1. Field of the Invention
The present invention is related to a semiconductor device with group III-V channel and group IV source-drain and a method for manufacturing a semiconductor device with group III-V channel and group IV source-drain. The method is to form a group III-V channel on a group IV substrate by epitaxy, or a group IV source-drain on a group III-V element structure by epitaxy.
2. Description of the Related Art
Generally, a metal-oxide-semiconductor field effect transistor (MOSFET) with very thin gate dielectrics made from silicon dioxide may experience unacceptable gate leakage currents, so the gate dielectrics is formed with a high-dielectric-constant dielectric material, instead of silicon dioxide, thereby reducing the gate leakage current. Herein, the high dielectric constant refers to a dielectric constant higher than 10.
However, since the high-dielectric-constant gate dielectric layer may not be compatible with polysilicon, it may desirable to use metal gate electrodes in devices that includes the high-dielectric-constant gate dielectric. When a CMOS device with metal gates is made, it may be necessary to make the NMOS and PMOS from different materials. A replacement gate process may be used to form gates from different materials. In the process, a first polysilicon layer, bracketed by a pair of spacers, is selectively removed as a second polysilicon layer to create a trench between the spaces. The trench is filled with a first metal. Then, the second polysilicon layer is removed and replaced with a second metal that differs from the first metal.
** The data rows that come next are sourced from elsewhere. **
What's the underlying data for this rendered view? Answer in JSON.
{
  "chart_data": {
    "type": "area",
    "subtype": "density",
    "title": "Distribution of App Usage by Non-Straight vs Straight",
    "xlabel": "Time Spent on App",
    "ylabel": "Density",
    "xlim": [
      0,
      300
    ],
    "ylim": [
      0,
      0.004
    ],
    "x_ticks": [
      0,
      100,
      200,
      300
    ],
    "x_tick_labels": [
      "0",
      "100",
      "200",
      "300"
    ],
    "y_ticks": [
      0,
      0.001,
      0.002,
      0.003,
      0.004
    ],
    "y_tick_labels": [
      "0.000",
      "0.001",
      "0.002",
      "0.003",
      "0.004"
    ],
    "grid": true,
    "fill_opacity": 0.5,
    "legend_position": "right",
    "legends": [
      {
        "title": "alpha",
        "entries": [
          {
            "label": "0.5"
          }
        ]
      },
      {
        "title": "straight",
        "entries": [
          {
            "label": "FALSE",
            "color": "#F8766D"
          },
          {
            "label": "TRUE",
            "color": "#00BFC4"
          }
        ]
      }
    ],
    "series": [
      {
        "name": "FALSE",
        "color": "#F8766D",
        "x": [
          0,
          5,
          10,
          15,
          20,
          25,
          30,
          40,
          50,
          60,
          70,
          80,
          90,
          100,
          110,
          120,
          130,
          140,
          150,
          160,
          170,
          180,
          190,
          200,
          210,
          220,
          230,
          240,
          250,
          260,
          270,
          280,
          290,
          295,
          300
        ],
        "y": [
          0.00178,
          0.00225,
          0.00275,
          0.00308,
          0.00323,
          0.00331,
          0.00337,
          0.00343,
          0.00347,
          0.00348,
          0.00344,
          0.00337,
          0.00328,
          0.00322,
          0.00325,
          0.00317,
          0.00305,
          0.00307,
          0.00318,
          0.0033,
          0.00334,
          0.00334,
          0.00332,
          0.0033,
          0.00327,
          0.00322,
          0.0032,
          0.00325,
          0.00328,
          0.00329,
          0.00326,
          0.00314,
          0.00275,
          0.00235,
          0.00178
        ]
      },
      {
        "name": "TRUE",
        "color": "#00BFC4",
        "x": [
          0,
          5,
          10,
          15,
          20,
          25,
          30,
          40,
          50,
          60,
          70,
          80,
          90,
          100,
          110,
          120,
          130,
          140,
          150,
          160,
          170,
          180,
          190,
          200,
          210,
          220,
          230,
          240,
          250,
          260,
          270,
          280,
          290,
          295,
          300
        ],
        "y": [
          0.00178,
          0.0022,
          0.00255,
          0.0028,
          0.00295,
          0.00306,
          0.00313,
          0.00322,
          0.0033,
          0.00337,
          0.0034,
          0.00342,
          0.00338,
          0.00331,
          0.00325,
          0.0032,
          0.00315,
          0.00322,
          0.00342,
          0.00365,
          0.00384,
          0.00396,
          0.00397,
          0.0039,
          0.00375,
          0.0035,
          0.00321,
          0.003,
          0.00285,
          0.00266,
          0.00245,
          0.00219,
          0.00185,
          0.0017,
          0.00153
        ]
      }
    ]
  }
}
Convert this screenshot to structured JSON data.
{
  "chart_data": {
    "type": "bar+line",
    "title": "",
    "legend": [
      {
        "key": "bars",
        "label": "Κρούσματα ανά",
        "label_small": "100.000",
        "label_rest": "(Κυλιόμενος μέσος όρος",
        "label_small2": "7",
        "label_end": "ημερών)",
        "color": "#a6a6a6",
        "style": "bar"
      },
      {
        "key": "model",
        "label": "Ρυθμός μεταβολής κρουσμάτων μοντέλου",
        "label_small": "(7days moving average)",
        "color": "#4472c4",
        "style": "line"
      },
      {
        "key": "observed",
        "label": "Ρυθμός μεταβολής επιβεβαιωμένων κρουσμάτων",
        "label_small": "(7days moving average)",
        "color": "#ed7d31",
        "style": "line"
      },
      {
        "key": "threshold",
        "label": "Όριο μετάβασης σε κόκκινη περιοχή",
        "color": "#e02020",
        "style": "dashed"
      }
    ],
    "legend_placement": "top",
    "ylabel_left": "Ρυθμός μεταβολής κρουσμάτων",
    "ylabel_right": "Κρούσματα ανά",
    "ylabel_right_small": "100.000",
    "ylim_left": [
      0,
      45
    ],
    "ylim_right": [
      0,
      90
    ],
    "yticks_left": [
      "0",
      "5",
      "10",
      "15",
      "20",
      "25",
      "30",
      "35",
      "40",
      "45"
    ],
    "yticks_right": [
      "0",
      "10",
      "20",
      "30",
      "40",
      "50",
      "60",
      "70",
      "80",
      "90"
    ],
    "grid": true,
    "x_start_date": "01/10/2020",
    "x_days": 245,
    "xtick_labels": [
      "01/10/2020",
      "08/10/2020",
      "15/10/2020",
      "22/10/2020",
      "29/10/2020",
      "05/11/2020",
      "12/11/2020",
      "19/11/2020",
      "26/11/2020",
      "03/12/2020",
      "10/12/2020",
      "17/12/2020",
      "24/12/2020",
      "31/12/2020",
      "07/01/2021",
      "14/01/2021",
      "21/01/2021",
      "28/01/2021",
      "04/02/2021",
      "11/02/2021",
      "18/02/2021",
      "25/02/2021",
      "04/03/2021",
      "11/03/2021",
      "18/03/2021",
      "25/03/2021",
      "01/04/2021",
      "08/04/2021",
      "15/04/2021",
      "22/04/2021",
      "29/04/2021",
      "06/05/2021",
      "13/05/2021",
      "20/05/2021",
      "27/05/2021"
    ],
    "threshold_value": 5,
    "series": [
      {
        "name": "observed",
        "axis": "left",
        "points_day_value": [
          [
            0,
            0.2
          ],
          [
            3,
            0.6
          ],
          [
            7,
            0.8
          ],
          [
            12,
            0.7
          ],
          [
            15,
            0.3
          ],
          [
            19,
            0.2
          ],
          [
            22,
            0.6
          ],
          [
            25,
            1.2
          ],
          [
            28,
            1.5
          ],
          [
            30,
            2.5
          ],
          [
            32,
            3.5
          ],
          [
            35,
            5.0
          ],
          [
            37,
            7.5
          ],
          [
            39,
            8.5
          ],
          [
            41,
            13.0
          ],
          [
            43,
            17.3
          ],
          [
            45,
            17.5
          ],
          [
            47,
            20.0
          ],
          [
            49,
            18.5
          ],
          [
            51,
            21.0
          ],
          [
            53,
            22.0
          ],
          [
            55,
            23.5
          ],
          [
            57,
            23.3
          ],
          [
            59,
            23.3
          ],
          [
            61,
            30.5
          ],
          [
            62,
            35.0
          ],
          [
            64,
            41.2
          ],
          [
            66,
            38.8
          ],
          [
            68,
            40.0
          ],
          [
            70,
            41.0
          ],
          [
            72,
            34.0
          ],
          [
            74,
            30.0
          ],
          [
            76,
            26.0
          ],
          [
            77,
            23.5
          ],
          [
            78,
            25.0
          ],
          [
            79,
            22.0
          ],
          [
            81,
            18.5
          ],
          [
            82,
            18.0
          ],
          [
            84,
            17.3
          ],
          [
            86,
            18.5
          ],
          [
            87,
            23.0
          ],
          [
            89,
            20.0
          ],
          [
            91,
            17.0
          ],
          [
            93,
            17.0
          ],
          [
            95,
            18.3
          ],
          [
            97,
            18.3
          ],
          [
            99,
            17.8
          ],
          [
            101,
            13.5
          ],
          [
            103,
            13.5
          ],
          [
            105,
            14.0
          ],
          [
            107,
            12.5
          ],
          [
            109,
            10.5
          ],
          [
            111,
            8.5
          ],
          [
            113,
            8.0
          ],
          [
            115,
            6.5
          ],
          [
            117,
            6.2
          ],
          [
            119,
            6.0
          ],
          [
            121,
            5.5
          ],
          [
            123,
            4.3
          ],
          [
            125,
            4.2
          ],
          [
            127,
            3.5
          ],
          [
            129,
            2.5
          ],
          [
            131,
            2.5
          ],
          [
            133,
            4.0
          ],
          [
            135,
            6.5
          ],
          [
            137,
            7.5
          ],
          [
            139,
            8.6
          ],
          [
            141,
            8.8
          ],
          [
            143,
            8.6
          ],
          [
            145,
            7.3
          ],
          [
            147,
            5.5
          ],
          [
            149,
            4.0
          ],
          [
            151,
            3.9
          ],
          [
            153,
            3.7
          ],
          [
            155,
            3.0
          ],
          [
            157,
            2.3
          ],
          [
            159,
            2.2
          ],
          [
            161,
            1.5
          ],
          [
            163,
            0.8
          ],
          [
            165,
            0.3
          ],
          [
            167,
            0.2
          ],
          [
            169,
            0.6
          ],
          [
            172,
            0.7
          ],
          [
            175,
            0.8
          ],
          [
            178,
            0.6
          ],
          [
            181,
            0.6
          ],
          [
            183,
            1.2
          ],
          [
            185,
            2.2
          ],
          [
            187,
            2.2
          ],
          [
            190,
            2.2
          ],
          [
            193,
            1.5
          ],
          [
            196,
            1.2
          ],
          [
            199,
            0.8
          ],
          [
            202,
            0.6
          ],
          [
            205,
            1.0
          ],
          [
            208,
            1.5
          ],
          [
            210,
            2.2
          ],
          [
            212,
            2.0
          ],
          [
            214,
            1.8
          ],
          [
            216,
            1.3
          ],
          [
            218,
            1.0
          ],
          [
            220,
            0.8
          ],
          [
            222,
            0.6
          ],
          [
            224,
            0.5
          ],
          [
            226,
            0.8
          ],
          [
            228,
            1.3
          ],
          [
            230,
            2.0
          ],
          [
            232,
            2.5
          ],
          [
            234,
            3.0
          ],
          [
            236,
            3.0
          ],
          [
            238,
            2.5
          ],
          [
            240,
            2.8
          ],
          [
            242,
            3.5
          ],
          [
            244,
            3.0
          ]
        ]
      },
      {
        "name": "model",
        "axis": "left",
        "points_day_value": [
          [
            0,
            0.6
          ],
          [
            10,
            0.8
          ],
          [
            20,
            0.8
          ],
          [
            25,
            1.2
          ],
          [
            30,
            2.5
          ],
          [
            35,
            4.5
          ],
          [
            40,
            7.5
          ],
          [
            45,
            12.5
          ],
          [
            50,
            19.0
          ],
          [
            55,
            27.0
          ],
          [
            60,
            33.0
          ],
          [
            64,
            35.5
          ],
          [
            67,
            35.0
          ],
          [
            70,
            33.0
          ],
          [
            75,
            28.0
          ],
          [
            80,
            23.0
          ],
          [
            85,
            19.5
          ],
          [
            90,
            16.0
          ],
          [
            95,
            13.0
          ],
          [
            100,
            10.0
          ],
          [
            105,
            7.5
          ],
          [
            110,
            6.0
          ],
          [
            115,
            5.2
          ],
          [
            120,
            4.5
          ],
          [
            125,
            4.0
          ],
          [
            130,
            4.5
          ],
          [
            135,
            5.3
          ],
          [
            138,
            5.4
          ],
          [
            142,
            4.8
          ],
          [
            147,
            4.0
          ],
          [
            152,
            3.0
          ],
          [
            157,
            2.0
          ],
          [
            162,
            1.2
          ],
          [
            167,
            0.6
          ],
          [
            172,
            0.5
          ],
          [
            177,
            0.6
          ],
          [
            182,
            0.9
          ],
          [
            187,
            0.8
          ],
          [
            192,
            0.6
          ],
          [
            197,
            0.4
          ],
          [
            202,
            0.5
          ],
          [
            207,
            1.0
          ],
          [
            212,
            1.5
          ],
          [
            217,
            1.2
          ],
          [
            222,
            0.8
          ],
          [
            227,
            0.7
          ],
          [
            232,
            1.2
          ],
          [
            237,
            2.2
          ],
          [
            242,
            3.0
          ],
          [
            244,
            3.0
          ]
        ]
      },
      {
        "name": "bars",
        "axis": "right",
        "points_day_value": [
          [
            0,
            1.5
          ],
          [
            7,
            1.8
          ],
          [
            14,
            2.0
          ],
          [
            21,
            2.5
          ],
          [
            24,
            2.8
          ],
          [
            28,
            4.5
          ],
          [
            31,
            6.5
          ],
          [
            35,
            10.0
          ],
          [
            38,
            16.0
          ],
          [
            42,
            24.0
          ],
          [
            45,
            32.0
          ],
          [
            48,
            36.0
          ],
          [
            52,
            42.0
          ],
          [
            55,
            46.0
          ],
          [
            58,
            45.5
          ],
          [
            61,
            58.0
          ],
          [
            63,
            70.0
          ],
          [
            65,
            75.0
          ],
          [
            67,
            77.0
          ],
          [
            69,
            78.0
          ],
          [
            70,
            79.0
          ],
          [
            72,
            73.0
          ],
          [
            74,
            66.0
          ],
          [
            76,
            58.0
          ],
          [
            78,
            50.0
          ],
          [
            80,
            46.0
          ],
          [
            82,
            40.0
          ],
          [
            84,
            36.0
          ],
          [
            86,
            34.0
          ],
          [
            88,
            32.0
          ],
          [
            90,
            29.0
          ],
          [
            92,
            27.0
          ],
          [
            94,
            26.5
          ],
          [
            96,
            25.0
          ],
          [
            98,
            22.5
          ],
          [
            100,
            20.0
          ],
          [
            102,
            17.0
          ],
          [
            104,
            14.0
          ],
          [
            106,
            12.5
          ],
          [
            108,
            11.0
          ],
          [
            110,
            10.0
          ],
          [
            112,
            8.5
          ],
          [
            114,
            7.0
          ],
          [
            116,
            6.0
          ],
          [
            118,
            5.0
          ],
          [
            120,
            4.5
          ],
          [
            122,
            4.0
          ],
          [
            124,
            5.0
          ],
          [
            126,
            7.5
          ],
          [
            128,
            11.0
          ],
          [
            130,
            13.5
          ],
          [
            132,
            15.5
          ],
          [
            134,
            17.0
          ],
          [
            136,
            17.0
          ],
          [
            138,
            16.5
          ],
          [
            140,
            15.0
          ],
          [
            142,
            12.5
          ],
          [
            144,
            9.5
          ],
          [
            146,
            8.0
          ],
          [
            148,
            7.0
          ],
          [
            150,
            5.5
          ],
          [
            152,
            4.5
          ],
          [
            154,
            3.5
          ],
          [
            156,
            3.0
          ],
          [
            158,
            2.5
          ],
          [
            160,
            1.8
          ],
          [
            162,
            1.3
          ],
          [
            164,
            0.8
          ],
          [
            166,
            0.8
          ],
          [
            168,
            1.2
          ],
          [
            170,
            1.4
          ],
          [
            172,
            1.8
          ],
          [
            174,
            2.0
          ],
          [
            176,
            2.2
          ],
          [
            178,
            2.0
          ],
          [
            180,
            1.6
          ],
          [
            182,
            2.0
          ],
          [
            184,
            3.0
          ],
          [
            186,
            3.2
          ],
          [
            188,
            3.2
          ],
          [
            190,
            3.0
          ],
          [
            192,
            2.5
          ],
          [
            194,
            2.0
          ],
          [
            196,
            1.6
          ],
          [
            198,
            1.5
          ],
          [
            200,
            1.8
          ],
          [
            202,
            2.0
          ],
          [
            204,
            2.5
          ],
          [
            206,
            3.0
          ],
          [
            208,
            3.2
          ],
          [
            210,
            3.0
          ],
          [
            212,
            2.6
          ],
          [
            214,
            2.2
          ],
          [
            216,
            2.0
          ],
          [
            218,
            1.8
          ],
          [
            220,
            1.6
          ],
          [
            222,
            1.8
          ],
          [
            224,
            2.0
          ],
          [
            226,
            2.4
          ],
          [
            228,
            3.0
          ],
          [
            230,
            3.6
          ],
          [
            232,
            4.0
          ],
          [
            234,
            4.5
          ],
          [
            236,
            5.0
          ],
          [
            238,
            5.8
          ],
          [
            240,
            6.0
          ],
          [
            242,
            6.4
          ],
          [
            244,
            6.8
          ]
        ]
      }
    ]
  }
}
US Patent Application Publication No. 2006/0046399A1 disclosed a method for forming a replacement metal gate electrode. A dummy dielectric layer and a sacrificial layer are sequentially formed on a silicon substrate 10. The dummy dielectric layer and the sacrificial layer are patterned, and a shallow source drain region 14 is formed by ion implantation using the patterned sacrificial layer as a mask. Sidewall spacers 16 and 17 are sequentially formed on the opposite sides of the sacrificial layer. Ion implantation is performed once again to form a deep source drain region 12. A dielectric layer 20 is deposited on a resultant structure, and the dielectric layer 20 on the patterned sacrificial layer is removed by chemical mechanical polishing. The sacrificial layer is removed to form a hole that is positioned between the sidewall spacers 16 and 17. A sidewall spacer 24 is formed in the hole. The dummy dielectric layer is removed by wet etching. As shown in FIG. 1, the portion of the silicon substrate 10 to be functioned as a channel portion, which is exposed by the opening between the sidewall spacers 24, is etched by dry etching, to form a trench 26. As shown in FIG. 2, a part of the trench 26 is filled with an epitaxial material 28 such as silicon germanium, germanium, InSb, or carbon-doped silicon to the level of the upper surface of the shallow source drain region 14. As shown in FIG. 3, the sidewall spacer 24 is removed. A U-shaped high-dielectric-constant dielectric layer 32 is formed. An N-type metal layer 30 is formed on the dielectric layer 32.